Right off the bat, we need to put out there that there is a difference between how the term professionalism is used in everyday discourse and how it is used in the professions. In everyday discourse the term professionalism refers to behaviours that one would expect of professionals—courteous, reliable, respectful, honest, responsible and competent. In the context of professional regulation, the concept of professionalism is deeper and more than just a nice to have. Professional-strength professionalism is an essential aspect of protection of the public.
“Neither economic incentives, nor technology, nor administrative control has proved an effective surrogate for the commitment to integrity evoked in the ideal of professionalism.”
“But ultimately, public protection depends on the culture of self-responsibility and accountability that goes with professionalism. And if the regulatory process loses some of its ability to support the professionalism on which public protection depends, that’s a problem.”
William Lahey, 2011
Two differences come to mind between the popular meaning of professionalism and the professional-strength professionalism proposed here—the popular meaning of professionalism focuses on behaviours whereas the regulatory-strength meaning of professionalism focuses on fundamental values, and intrinsic motivation such as a fundamental commitment to integrity.
This provides a new definition of professionalism—professionalism is what enables professionals to ‘fire on all pistons, and give it their all’ in the practice of their profession every day and over time. Professionalism is what keeps the gap between competence and what a professional will do on an everyday basis to a minimum.
Now it is not as if there is a lot of research on the difference between HR professionals who lose their professional edge as opposed to those who are able to maintain it despite it all.
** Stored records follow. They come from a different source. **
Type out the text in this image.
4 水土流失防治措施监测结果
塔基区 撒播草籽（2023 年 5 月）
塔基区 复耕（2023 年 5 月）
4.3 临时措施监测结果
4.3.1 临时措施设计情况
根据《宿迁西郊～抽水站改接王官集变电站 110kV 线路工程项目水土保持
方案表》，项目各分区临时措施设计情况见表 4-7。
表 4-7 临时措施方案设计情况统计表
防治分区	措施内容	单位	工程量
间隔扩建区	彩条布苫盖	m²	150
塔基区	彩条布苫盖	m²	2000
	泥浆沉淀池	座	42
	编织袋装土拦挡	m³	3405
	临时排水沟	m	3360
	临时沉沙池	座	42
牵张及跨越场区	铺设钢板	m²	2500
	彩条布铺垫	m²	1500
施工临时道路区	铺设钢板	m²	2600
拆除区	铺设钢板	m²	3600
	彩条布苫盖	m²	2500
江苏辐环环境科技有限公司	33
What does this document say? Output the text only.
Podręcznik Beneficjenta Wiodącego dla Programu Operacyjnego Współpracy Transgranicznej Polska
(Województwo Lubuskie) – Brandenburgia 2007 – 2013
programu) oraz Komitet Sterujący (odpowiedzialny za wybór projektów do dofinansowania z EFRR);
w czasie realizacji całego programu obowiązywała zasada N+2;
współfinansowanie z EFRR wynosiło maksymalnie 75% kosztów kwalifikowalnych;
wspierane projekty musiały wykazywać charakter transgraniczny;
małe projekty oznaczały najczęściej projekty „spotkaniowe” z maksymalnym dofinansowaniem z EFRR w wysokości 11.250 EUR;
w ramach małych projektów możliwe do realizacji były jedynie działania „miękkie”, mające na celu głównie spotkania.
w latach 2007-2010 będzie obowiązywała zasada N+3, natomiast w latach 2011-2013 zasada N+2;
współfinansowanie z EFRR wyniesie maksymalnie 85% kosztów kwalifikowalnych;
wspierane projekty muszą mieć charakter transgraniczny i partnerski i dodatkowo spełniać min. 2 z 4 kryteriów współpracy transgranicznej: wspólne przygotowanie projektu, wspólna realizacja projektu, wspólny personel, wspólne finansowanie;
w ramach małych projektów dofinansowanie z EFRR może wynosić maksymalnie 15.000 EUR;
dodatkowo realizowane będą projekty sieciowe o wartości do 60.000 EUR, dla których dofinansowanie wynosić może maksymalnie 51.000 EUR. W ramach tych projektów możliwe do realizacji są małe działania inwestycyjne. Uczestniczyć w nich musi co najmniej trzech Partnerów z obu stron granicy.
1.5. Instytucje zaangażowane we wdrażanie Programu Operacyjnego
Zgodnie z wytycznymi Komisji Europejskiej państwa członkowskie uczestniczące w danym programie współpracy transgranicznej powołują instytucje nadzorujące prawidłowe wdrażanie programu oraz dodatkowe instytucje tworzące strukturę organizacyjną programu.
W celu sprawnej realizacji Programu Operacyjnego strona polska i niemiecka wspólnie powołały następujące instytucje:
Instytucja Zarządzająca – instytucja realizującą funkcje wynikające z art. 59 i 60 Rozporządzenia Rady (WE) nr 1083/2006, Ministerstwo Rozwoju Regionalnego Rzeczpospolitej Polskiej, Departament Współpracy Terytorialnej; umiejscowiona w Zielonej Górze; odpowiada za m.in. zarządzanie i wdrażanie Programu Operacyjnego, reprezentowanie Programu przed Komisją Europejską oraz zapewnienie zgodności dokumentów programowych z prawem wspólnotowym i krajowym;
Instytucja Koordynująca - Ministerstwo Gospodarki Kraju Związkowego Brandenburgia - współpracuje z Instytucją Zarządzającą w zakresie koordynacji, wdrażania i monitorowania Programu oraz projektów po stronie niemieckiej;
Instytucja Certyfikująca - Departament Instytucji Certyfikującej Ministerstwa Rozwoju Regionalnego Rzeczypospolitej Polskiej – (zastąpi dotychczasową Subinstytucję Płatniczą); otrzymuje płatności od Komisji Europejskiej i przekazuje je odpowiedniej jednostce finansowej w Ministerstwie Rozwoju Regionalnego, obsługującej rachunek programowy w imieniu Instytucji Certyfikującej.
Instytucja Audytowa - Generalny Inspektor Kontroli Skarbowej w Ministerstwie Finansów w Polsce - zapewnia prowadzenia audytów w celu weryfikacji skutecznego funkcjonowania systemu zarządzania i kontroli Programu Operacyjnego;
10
However, it is highly unlikely that HR professionals are immune to competency drift—so we will likely need to extrapolate from other professions. Dr. Austin noted that the following professionals were at greatest risk for competency drift:
- Older practitioners (>25 years post-graduation),
- Practitioners who work in sole proprietorships; and
- Internationally educated professionals
It would appear, then, that the presence of a professional peer group is an important factor in sustaining professionalism and mitigating competency drift.
What does this all mean for HR professionals?
Being a self-regulated profession means that as a profession and as individual professionals, Human Resources needs to recognize and manage issues such as competency drift. This is part of our obligation to the public. Interestingly, of all the complaints against HR professionals filed with the Association, very few have to do with incompetence. Overwhelmingly, complaints relate to issues where the professional knew better and would have been able to describe the right course of action if they had to. In other words, at least in relation to professional complaints, failures of professionalism would appear to be more important than failures of competence.
One of the costs of self-regulation is perpetual vigilance in regards to those factors that relate to the quality of professional services delivered by members, both at the Association and the individual professional level.